Nanostructuring Strategies for Silicon-based Anodes in Lithium-ion Batteries: Tuning Areal Silicon Loading, SEI Formation/Irreversible Capacity Loss, Rate Capability Retention and Electrode Durability

TL;DR

This study develops a hybrid silicon nanostructured anode with tunable silicon loading and nanotube length, achieving high capacity and durability in lithium-ion batteries despite challenges from volume expansion and SEI formation.

Contribution

It introduces a method to optimize silicon loading and nanotube length in hybrid anodes for improved stability and capacity retention in lithium-ion batteries.

Findings

Reversible capacity of 1330 mAh g-1 after 2000 cycles

Higher nanotube length increases silicon loading without losing stability

Lower silicon loading reduces irreversible capacity loss but affects stability

Abstract

Silicon is one of the most promising anode materials for Lithium-ion batteries. Silicon endures volume changes upon cycling, which leads to subsequent pulverization and capacity fading.

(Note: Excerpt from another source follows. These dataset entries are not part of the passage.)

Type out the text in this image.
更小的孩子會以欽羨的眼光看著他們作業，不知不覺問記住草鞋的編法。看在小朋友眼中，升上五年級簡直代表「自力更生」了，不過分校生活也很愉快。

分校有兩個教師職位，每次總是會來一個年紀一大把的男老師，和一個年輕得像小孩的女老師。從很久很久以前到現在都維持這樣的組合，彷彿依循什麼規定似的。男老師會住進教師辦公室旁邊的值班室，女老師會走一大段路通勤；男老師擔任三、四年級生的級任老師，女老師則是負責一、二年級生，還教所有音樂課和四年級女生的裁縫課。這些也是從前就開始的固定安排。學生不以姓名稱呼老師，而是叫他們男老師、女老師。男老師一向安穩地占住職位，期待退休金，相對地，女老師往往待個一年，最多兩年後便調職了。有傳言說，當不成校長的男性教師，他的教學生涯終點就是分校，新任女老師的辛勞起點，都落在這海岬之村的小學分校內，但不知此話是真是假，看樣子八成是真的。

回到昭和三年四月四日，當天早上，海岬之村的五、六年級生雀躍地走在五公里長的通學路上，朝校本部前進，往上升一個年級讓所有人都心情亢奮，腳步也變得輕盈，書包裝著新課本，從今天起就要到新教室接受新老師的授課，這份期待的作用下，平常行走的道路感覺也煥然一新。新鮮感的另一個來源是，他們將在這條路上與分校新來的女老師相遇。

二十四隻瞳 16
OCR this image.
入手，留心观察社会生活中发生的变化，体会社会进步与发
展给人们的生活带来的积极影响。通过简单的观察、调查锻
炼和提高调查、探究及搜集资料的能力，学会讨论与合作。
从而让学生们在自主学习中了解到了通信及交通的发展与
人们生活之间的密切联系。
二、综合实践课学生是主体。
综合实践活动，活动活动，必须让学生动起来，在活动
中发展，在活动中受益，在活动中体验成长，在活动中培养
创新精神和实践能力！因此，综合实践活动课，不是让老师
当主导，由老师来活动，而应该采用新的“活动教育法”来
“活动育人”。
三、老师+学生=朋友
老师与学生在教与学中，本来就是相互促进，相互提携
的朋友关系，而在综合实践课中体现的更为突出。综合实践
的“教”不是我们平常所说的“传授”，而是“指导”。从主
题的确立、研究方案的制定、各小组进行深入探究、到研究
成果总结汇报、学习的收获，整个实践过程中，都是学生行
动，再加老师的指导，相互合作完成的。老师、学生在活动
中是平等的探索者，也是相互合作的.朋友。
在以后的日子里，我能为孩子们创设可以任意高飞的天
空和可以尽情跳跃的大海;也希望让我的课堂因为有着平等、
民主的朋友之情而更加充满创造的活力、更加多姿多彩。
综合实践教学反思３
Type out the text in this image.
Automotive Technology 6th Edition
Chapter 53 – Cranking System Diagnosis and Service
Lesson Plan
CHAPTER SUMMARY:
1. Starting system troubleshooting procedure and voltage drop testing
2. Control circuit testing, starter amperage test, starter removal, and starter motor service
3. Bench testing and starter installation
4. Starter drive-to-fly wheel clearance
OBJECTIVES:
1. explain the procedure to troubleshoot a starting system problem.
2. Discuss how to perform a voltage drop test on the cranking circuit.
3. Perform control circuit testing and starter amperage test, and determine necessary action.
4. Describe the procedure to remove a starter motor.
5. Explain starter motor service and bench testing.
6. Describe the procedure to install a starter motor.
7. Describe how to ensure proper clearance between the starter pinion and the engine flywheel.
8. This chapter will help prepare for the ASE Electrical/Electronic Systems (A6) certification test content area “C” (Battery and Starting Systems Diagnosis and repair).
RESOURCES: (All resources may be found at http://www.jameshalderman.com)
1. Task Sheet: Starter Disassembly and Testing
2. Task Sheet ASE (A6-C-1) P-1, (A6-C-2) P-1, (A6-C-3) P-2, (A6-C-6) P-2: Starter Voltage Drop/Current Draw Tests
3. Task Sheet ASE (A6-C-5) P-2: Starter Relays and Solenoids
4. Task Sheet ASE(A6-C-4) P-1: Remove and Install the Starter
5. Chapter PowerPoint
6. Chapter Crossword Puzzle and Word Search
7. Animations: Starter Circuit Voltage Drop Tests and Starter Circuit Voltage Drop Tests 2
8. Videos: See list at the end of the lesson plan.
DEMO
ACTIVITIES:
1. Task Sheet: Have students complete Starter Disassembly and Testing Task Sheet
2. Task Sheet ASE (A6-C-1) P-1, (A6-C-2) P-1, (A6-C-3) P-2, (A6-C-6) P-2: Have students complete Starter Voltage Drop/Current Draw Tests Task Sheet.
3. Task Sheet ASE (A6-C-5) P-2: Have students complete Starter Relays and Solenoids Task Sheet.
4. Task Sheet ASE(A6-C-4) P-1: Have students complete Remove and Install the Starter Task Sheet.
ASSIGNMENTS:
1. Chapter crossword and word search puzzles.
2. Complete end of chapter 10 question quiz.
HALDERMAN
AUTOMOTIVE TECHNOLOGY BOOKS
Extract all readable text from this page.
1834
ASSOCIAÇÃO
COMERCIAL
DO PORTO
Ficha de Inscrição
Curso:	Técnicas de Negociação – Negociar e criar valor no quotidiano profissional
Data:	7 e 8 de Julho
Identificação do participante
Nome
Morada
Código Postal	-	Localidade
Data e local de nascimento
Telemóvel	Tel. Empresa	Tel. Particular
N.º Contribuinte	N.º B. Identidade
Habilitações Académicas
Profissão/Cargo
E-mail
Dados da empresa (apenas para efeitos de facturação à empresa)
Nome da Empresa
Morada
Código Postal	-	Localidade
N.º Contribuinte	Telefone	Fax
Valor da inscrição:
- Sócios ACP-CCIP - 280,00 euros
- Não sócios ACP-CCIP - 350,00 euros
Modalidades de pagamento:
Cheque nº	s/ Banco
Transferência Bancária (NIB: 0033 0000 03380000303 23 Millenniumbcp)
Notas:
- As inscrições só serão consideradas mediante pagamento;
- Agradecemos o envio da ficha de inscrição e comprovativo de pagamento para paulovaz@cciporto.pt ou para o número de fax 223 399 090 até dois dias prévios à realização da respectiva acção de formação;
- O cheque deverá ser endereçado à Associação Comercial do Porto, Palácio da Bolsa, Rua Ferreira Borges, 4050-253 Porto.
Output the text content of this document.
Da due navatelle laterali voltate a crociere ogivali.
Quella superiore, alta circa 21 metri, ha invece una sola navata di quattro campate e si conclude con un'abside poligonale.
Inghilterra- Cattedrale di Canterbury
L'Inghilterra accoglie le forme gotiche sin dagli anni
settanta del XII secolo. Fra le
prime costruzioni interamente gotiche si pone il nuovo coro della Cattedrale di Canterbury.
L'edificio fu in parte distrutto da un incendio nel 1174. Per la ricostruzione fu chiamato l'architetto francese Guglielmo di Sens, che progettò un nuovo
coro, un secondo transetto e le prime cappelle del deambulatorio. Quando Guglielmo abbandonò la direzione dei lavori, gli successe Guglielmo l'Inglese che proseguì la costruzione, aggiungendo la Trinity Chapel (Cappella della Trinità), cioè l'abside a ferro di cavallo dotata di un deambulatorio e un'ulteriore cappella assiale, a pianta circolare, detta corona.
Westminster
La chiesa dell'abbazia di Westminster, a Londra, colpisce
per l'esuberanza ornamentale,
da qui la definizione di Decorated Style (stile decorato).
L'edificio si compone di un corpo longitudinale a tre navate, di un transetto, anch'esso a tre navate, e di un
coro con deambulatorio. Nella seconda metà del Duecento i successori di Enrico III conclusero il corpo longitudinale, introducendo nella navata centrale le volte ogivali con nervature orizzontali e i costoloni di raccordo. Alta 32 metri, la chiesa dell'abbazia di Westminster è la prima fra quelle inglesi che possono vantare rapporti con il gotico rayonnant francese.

These drawbacks lead to a poor lifespan and hamper the commercialization of silicon anodes. In this work, a hybrid nanostructured anode based on silicon nanoparticles (SiNPs) anchored on vertically aligned carbon nanotubes (VACNTs) with defined spacing to accommodate volumetric changes is synthesized on commercial macroscopic current collector. Achieving electrodes with good stability and excellent electrochemical properties remain a challenge. Therefore, we herein tune the active silicon areal loading either through the modulation of the SiNPs volume by changing the silicon deposition time at a fixed VACNTs carpet length or through the variation of the VACNT length at a fixed SiNPs volume. The low areal loading of SiNPs improves capacity stability during cycling but triggers large irreversible capacity losses due to the formation of the solid electrolyte interphase (SEI) layer. By contrast, higher areal loading electrode reduces the quantity of the SEI formed, but negatively impacts the capacity stability of the electrode during the subsequent cycles. A higher gravimetric capacity and higher areal loading mass of silicon is achieved via an increase of VACNTs carpet length without compromising cycling stability. This hybrid nanostructured electrode shows an excellent stability with reversible capacity of 1330 mAh g-1 after 2000 cycles.